An Interesting Correlation

Dr. Peterson and Dr. Farrell pointed out the correlation between deferring gratification, i.e., having patience and success in life. After sitting in hundreds of households and speaking to hundreds of families that want new cars and bigger houses but were unwilling to wait until they could afford these luxuries, I came to this conclusion years ago.

Some Advice

It’s great to know what to teach, but how do you teach it? I’ve been trying to teach my kids patience but not succeeding. I’ve been attempting to teach Jokco’s “discipline equals freedom” mantra. Showing them that you work hard first, then play afterward. We’ve talked about it, but we have not done it well.

This video helped me learn the mistake I’ve made, and I hope it will help you too. We had the reward too far from the hard work. We’d often say, “if you get all your work done this weekend, you can play video games.” One of the comments Dr. Farrel mentioned was, dads, will often play with the kids and then say something to the effect of “bedtime’s at 8, if you get your schoolwork done we can use the rest of the evening to play until bed.”

This comment was eye-opening for me. When we delay the reward of a potential promise off in the future, kids don’t always associate the desired behavior and the prize.

Dark secret here, I played a lot of poker when I was younger. Since I prefer winning, I also spent a lot of time reading books. One of the books started by talking about how human intelligence is our ability to recognize patterns. We learn if I do A, then B happens. Some examples are:

If I smile at you, you will smile at me.

If I put a coat on, I won’t be cold during the winter.

If I eat, my stomach will stop hurting.

Most people do not do well at poker because the cause and effect relationship is delayed and spread out over multiple thousands of hands. The key to winning in poker, much like life, is making good decisions. The problem comes from the randomness of poker. You can make good decisions and lose or make bad decisions and win when looking at just a few hundred hands. It takes a long time to make good decisions to learn what to do. The reward is often separated from the cause, so we do not see the pattern.
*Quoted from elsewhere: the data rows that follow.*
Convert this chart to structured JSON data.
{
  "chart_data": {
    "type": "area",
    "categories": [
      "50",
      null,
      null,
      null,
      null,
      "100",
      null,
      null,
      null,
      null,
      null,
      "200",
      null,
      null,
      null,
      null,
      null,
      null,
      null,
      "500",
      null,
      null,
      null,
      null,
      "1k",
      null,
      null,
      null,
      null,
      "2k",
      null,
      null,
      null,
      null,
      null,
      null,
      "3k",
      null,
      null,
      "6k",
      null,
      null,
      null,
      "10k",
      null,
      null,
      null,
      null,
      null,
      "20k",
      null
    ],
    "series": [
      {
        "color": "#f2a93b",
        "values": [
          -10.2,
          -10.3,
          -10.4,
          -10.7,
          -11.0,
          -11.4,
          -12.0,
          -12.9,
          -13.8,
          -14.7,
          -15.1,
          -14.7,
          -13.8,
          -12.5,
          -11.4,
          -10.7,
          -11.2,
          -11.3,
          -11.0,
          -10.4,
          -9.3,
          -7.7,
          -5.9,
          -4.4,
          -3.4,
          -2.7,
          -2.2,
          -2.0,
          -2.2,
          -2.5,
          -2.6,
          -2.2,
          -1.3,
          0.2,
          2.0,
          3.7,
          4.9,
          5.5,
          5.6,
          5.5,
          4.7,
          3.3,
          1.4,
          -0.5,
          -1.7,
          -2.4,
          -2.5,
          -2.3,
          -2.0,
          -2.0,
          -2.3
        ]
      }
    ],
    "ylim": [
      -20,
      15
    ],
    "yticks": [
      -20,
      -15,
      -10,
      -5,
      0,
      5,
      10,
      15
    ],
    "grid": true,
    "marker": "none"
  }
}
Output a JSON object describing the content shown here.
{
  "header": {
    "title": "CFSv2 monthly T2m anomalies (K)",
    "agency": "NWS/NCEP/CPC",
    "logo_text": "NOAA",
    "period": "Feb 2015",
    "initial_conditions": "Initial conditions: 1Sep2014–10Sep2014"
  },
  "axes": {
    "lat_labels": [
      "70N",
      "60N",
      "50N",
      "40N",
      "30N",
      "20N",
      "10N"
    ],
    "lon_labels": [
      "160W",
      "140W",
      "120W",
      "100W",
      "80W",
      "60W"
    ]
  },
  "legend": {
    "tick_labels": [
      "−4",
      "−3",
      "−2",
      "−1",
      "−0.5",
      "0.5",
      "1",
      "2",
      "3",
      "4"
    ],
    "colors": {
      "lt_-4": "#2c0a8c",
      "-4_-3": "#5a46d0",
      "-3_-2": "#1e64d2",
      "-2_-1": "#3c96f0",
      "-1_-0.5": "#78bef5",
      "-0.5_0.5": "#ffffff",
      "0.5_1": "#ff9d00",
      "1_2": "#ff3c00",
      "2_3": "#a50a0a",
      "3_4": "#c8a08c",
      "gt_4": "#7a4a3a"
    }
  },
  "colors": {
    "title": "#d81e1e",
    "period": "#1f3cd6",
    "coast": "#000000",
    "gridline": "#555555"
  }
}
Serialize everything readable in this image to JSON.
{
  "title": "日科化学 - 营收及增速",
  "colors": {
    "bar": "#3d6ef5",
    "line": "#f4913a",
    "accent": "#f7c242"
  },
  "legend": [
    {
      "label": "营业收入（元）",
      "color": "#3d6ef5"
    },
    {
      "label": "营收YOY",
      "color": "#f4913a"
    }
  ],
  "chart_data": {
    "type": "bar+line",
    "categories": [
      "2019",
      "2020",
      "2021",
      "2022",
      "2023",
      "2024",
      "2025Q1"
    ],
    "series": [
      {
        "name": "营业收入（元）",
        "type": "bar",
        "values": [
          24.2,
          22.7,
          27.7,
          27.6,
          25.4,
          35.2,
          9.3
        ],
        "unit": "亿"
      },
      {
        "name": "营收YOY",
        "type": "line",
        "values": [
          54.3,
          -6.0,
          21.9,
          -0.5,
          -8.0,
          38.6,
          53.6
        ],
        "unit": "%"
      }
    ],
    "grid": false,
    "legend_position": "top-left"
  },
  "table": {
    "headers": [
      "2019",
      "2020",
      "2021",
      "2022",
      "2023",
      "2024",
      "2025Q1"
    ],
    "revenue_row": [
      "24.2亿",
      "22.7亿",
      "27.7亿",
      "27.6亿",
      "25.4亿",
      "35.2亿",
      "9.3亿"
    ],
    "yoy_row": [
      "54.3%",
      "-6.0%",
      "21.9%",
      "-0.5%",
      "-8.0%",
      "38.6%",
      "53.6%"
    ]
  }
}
Reward Your Kids Immediately

Finance is often the say way. If you decided to start a 401k today, it might take months, maybe even a few years, before you feel like your building wealth. This delayed gratification makes a lot of people quit or even not get started. They think, “what will $100 a month really do?”

If adults have a short view of the future, kids’ views of the future are even shorter. Telling a kid, do this today, and next week you’ll get a reward doesn’t work. It feels like five years from now. Let’s be honest. As parents, there are many times we even forget we owe them the reward.

What we are teaching them is not to delay gratification. We need to reward our kids immediately. Teach them to do the work and then get the reward.

One last note on this. The reward doesn’t have to be the final reward. You can use a sticker or IOU coupon to reward them and allow them to cash in at a later point. Dave Ramsey talks about using a commission system where the kids have a “task list” for the week, and at the end of the week, you pay them for the tasks they completed. If you go with a system like this, be sure to “check them off” each day. Right after the kids complete the task, check it off. Let the reward be the celebration of checking the item off. This way, they will see the connection between the action and the reward. As they get older, the reward can come at a later time.